Congolese officials, U.N. peacekeepers, politicians, international aid workers and rape victims agree that the biggest problem is the lack of punishment. Congo’s undertrained, undermanned police force cannot catch the perpetrators, nor bring them to justice. The national army has similar problems.
Evidence is rarely gathered. Judges are bought cheaply. And courts are mired in backlog. In a country where more than 80 percent live below the poverty line, many women simply cannot afford the time or $40 court fee for a trial.
On top of that, women must be able to name and identify their attackers, which is often impossible if the rapist was a soldier or rebel. Victims also risk public shaming by merely discussing sex and violence.
Meanwhile, scores of women and children gather at places of refuge such as those run by Heal Africa, a Christian group that provides medical and social rehabilitation at seven centers in eastern Congo.

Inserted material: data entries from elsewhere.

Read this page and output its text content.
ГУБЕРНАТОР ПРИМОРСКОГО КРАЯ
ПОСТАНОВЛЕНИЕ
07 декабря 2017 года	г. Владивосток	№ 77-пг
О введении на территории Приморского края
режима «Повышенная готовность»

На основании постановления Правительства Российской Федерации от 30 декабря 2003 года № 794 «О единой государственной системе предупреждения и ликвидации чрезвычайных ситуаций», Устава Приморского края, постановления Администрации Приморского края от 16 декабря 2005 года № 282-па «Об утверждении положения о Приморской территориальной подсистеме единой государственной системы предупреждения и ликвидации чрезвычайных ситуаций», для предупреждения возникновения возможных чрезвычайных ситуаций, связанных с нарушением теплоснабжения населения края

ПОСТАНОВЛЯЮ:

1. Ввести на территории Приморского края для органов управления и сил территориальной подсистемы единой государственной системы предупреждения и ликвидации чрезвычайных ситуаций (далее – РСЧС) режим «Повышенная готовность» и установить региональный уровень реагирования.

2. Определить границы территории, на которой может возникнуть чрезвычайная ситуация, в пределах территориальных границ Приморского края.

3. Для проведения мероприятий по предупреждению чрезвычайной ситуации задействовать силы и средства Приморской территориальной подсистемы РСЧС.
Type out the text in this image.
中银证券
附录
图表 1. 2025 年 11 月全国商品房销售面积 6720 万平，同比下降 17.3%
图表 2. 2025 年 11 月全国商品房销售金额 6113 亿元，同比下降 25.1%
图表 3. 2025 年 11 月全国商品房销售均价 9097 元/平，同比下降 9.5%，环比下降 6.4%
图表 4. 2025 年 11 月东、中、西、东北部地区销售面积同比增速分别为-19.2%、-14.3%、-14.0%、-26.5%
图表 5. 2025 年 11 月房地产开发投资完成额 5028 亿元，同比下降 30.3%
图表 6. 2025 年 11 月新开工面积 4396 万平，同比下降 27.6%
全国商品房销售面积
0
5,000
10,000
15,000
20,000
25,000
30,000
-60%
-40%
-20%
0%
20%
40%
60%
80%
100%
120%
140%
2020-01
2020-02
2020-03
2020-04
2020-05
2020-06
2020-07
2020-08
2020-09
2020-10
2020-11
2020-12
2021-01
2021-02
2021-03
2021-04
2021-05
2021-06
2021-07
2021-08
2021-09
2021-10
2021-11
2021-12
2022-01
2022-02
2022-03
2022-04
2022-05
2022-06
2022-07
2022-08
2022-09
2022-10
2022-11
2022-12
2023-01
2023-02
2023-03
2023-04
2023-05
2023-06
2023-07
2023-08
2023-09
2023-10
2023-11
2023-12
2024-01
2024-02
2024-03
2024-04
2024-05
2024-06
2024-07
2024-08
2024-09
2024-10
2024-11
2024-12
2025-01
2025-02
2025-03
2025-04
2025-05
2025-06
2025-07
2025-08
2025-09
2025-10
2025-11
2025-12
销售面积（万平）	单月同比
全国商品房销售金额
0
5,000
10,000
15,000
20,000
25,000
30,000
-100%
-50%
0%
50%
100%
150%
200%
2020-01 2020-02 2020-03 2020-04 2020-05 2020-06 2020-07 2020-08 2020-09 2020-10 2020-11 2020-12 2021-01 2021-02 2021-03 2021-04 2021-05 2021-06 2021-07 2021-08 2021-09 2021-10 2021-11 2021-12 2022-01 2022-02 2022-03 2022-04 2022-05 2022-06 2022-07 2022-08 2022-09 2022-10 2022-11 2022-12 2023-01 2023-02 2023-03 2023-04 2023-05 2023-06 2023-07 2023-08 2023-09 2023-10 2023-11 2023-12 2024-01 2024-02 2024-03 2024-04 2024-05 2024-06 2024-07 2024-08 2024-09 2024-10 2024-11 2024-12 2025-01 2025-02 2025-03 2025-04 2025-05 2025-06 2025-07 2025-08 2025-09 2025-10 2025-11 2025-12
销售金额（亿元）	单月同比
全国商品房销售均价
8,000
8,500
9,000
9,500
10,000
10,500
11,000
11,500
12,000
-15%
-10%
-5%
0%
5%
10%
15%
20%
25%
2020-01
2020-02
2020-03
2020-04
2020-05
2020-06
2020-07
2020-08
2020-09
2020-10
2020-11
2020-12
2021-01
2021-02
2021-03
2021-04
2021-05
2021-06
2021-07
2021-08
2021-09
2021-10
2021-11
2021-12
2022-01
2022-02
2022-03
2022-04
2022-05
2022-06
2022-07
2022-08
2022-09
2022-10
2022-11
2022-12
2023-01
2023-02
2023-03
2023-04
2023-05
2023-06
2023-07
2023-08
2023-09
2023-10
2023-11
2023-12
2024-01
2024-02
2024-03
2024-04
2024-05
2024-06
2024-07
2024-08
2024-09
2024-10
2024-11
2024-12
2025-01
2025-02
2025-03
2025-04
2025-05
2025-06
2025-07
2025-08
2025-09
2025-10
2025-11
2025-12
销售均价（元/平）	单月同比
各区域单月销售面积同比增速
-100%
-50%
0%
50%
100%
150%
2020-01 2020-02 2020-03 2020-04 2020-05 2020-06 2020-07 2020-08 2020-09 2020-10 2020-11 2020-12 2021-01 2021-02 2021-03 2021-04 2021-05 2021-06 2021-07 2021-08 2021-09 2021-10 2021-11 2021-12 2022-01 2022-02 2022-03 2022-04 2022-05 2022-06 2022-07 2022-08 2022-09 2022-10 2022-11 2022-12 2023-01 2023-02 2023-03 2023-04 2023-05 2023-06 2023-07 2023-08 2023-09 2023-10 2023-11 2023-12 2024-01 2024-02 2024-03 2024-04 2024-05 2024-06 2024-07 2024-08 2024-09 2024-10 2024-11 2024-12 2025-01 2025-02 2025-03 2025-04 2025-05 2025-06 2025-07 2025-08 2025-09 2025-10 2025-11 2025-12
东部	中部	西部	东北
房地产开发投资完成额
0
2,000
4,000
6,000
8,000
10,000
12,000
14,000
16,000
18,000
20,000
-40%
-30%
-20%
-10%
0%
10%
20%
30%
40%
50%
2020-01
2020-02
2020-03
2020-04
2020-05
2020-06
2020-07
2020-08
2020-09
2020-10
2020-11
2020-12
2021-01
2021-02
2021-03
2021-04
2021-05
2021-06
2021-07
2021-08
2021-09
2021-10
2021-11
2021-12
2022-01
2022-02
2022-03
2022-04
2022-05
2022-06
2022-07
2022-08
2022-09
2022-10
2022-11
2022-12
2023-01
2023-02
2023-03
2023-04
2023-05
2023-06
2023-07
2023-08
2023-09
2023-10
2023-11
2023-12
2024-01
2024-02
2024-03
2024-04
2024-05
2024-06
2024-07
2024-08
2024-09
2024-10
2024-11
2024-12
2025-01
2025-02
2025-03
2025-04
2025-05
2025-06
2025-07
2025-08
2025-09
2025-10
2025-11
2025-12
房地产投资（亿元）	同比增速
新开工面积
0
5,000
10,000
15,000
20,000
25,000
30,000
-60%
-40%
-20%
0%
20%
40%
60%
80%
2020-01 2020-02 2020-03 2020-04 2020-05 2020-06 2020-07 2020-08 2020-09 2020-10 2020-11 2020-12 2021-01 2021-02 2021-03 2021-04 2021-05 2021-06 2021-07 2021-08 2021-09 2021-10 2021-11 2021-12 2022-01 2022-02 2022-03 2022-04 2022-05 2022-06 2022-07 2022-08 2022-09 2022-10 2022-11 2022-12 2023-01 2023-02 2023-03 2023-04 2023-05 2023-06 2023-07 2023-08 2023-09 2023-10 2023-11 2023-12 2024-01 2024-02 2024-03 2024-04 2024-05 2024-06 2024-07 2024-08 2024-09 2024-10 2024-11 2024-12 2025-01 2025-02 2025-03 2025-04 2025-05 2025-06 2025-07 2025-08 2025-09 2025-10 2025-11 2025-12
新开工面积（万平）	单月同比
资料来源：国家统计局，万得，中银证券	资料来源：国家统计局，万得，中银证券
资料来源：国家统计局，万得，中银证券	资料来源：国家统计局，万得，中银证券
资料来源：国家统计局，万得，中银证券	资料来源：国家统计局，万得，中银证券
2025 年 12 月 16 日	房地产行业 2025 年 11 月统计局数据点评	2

Five-year-old Antoinetta is among them. Joseph Ciza, director of Heal Africa’s children’s program, said Antoinetta likely would need surgery and plenty of psychological counseling to help her grow into a secure, loving and confident adult.
Children who survive traumatic sexual experiences often become oversexed themselves, he said. Boys are far more likely to become sexual predators, while girls who have been raped may turn to prostitution even before they have grown into their adult bodies.
“Rape by one man is one thing, but seven, eight, nine - that’s quite another,” said Virginie Mumbere, an administrator at Heal Africa. “It breaks your heart to see how many need so much help.”
• Cassie Fleming in Washington contributed to this report.